About those tax cuts ...
Posted by: McQ
on Wednesday, August 20, 2008
Alex Brill and Alan Viard of the American Enterprise Institute offer the following analysis of Obama's tax plan and how it will impact Americans at all income levels:

As the chart shows, Obama’s give-and-take tax policy results in marginal tax rates of 34 percent to 39 percent in the $31,000 to $45,000 income range for this family. That’s an increase of 13 percentage points or more from the current rates.
What accounts for the higher rates? First, Obama expands the maximum child and dependent care credit for families with one young child from $1,050 to $1,500 and phases down the credit over a longer income range, from $30,000 to $58,000. Throughout this income range, the credit is phasing out at a rate of $30 per $1,000 of income, thus raising the effective tax rate by 3 percentage points. Obama also makes certain credits refundable, which introduces a tax penalty of 10 percent or 15 percent, depending on the income bracket.
While Obama has publicly embraced a tax rate of 40 percent for couples earning over $350,000, his tax policies would result in a staggering 45 percent effective marginal rate in the $110,000 to $120,000 income range for this family. That is 11 percentage points higher than under current law.
The culprit in this case is Obama’s proposed reform of the Hope Scholarship Tax Credit for college tuition, which he would rename the “American Opportunity Tax Credit.” He would increase the credit’s maximum value from $1,800 to $4,000 while still phasing out the credit over the same income range, $100,000 to $120,000. The larger phase-out would boost the penalty on work from 9 percentage points to 20 percentage points. Tax cut for the middle class? See any dips in the existing lines?

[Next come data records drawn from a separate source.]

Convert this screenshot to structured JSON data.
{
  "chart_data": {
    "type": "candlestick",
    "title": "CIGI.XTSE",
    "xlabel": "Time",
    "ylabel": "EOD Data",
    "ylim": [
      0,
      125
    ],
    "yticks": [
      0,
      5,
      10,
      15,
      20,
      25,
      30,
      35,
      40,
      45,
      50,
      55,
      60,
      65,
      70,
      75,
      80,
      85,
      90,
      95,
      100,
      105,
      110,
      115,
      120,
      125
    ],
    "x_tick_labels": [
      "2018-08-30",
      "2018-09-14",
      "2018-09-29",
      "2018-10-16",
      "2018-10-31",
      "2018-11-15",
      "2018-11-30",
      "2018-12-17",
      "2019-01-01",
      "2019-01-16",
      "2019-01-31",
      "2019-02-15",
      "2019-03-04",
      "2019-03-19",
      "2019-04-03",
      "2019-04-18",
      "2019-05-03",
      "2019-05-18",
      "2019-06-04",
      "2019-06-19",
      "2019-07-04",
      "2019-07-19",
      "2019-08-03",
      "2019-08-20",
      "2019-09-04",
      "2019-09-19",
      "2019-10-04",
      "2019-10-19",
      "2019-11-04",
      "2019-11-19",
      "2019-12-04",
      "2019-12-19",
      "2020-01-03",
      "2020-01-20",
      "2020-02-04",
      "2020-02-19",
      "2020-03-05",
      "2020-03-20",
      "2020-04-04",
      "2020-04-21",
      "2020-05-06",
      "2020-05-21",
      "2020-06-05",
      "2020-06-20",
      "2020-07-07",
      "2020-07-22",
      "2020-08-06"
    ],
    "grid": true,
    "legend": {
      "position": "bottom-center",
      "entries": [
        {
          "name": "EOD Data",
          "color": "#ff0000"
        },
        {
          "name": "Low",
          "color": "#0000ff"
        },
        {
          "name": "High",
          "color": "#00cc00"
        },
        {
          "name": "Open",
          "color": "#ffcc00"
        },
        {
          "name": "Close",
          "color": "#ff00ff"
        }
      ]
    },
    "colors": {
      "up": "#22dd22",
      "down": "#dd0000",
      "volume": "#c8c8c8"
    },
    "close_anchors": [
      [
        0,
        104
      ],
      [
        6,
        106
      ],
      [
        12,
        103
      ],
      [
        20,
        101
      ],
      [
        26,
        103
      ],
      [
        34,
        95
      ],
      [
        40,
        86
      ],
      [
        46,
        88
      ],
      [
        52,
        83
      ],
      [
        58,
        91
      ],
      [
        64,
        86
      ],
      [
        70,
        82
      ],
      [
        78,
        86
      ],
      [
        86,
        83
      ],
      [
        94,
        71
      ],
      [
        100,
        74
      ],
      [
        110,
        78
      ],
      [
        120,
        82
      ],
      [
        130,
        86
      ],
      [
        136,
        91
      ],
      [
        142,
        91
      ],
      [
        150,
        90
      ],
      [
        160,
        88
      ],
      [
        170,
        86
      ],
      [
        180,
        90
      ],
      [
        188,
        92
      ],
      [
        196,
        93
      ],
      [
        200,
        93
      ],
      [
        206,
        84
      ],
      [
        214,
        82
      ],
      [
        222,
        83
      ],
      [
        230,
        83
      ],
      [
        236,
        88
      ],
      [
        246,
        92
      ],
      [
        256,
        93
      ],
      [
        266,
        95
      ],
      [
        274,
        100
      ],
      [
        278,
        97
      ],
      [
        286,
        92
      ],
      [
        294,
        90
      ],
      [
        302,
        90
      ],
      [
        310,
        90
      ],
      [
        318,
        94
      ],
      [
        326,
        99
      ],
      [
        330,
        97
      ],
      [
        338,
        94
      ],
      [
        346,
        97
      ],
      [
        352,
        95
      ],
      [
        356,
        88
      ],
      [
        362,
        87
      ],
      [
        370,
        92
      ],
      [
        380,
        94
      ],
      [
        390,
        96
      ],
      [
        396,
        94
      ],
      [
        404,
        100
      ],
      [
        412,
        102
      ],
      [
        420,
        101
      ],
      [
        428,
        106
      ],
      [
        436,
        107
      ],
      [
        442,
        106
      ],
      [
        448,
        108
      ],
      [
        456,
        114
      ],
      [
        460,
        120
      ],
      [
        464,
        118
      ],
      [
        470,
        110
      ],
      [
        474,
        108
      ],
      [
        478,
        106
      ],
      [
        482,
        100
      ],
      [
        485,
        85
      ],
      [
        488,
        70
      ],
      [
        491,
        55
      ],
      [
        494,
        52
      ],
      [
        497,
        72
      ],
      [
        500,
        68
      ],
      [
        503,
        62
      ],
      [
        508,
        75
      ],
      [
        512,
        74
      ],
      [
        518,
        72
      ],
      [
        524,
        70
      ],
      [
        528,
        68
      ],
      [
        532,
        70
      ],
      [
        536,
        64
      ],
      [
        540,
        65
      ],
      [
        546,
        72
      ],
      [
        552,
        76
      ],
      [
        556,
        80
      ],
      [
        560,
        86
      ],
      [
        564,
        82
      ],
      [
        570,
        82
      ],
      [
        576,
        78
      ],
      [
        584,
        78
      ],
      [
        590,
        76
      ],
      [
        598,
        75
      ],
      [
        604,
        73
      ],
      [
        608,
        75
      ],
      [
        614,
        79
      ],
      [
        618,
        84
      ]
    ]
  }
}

As for McCain's proposals, Brill and Viard say:Although Senator John McCain would not eliminate the existing phase-outs, he would avoid adding new ones, with one small and temporary exception. While McCain has proposed increasing the personal exemption for children, he would make it immediately available only to lower-income taxpayers. Until the bigger exemption is offered to everyone in 2016, some households would face an additional effective marginal tax rate of about 2 percentage points. The devil, as always, is in the details (and charts).